Он врезался во все на своем пути: в стены, мебель, деревья вдоль дорожки. Начинал смеяться или разговаривать со своим обидчиком, а Дик, сдерживая дурноту от этого зрелища, хватал его за шкирку и пинал ногой дальше по дорожке, чтобы они хотя бы к вечеру дошли до цели. К сожалению, оказалось, что просьбу-приказ Буаро ему придется выполнять буквально: выпустить подопечного из виду даже на пару минут было чревато. В итоге Дик, и так не отличавшийся прилежностью, совсем забросил посещение лекций, выгадывая заветные часы, чтобы сплавить Сережу учителям, а самому побыть в небе в одиночестве. Благо туда пока что новенькому путь был закрыт: он только-только приступил к постройке своего корпуса, и Дик, чьи обязанности заканчивались у дверей доков, куда он ежедневно пригонял паренька, с содроганием пытался представить себе, что же тот соорудит. И почти молился, чтобы это «что-то» не поднялось в воздух на страх и трепет всей крепости.
Сережа же, в свою очередь, был рад врезаться во что угодно, лишь бы не видеть Дика лишние пару секунд. Перекошенное от омерзения лицо, надменная, самоуверенная маска героя уже и так стояли у него перед глазами, и незаметно для себя он полюбил время в доках – единственное место, где он мог отдохнуть от своего надсмотрщика. На лекциях он предпочитал бессовестно спать.
Корпус собрался совсем незаметно. Помогли и максимально простые схемы Буаро, и множество деревянных моделей, да и старшие на каждом этапе давали советы и пояснения. В день перед первым полетом Сережа вышел из доков на пару часов раньше обычного и, не заметив нигде в небе синей точки, облегченно выдохнул. Похоже, предупреждать Дика о том, что они закончили, никто не собирался.

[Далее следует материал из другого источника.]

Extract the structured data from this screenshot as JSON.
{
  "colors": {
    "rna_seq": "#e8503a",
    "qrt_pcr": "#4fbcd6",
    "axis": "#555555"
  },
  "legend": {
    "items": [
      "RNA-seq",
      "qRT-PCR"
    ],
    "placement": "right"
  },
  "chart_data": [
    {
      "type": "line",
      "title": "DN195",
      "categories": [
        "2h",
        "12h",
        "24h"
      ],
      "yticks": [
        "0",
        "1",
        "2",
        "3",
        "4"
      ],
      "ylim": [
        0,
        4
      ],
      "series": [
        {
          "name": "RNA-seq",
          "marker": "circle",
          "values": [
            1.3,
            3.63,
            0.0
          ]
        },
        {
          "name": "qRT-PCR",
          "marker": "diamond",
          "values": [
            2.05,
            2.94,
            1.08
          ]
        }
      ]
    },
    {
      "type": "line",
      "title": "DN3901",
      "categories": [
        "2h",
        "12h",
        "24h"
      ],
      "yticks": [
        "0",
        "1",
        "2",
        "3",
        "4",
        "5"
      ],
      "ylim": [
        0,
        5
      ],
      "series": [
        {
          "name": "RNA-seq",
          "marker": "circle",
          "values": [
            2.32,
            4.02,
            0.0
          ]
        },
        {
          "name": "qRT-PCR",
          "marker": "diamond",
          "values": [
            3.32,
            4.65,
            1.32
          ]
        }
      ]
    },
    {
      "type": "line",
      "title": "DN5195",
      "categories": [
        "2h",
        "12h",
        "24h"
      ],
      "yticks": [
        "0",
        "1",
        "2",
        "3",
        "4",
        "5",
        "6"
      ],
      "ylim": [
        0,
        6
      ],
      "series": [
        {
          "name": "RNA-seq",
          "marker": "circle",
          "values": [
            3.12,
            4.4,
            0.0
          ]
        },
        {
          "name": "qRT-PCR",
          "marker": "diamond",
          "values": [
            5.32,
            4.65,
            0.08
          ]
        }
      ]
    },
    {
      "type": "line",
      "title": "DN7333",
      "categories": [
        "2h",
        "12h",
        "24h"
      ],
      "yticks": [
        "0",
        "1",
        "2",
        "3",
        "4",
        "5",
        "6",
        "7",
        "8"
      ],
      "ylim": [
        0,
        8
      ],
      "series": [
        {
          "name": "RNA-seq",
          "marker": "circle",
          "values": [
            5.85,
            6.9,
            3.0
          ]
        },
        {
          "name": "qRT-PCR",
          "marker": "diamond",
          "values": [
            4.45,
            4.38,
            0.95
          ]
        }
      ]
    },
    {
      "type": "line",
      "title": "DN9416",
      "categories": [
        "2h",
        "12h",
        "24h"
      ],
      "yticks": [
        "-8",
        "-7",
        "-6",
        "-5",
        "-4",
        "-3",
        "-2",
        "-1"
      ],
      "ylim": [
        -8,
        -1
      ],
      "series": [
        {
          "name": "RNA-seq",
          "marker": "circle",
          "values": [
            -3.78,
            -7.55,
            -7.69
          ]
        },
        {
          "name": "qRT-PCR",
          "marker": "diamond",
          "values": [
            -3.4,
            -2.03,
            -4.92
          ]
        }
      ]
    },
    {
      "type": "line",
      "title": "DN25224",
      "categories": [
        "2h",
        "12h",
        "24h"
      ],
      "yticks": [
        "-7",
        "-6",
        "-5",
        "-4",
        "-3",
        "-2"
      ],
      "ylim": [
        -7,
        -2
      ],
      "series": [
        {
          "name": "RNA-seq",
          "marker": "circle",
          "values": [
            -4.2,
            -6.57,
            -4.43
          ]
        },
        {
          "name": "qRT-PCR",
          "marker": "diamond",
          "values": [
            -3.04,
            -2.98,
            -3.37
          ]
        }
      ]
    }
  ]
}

Вечно сутулые плечи сразу подраспрямились, шаткий шаг курильщика чуть выправился. Конечно, ни о каком притворстве перед Диком и речи не было: Сережа так часто стал ощущать слабость в ногах и головокружение, что мог упасть на ровном месте, да и в существовании половины деревьев, которые он пытался обогнуть, паренек вовсе не был уверен. Однако все же определенный налет драматичности и перегиба в этой своей игре он добавлял намеренно: очень уж нравилось выводить Рихарда из себя.
Как ни странно, если убрать из уравнения Дика, Каньон оказался не так плох и ужасен, как он его себе представлял. Тоскливость и скука занятий вполне уравновешивались тем, что учителя не давили на него так, как в городской школе, – казалось, они действительно стараются присмотреться к его складу характера, чтобы потом дать возможность заниматься наиболее подходящими предметами. Режим он не в силах был выдержать чисто физически, что лишний раз было поводом для скандалов с Диком, так что жил, по сути, в своем прежнем ритме. Ребята в училище отнеслись к нему, возможно, даже лучше, чем прежде в Городе: здесь они сразу стали все «одной крови», исчезли прежние разделения, и бывшие знакомые стали открываться перед ним гораздо охотнее, да и вели себя дружелюбнее, старались изо всех сил подловить момент и показать ему Каньон радушным и гостеприимным. Дик, конечно, закатывал глаза при виде их попыток, но или был так рад передышке, или, как подозревал Сережа, не меньше других обожал крепость – препятствий им не чинил.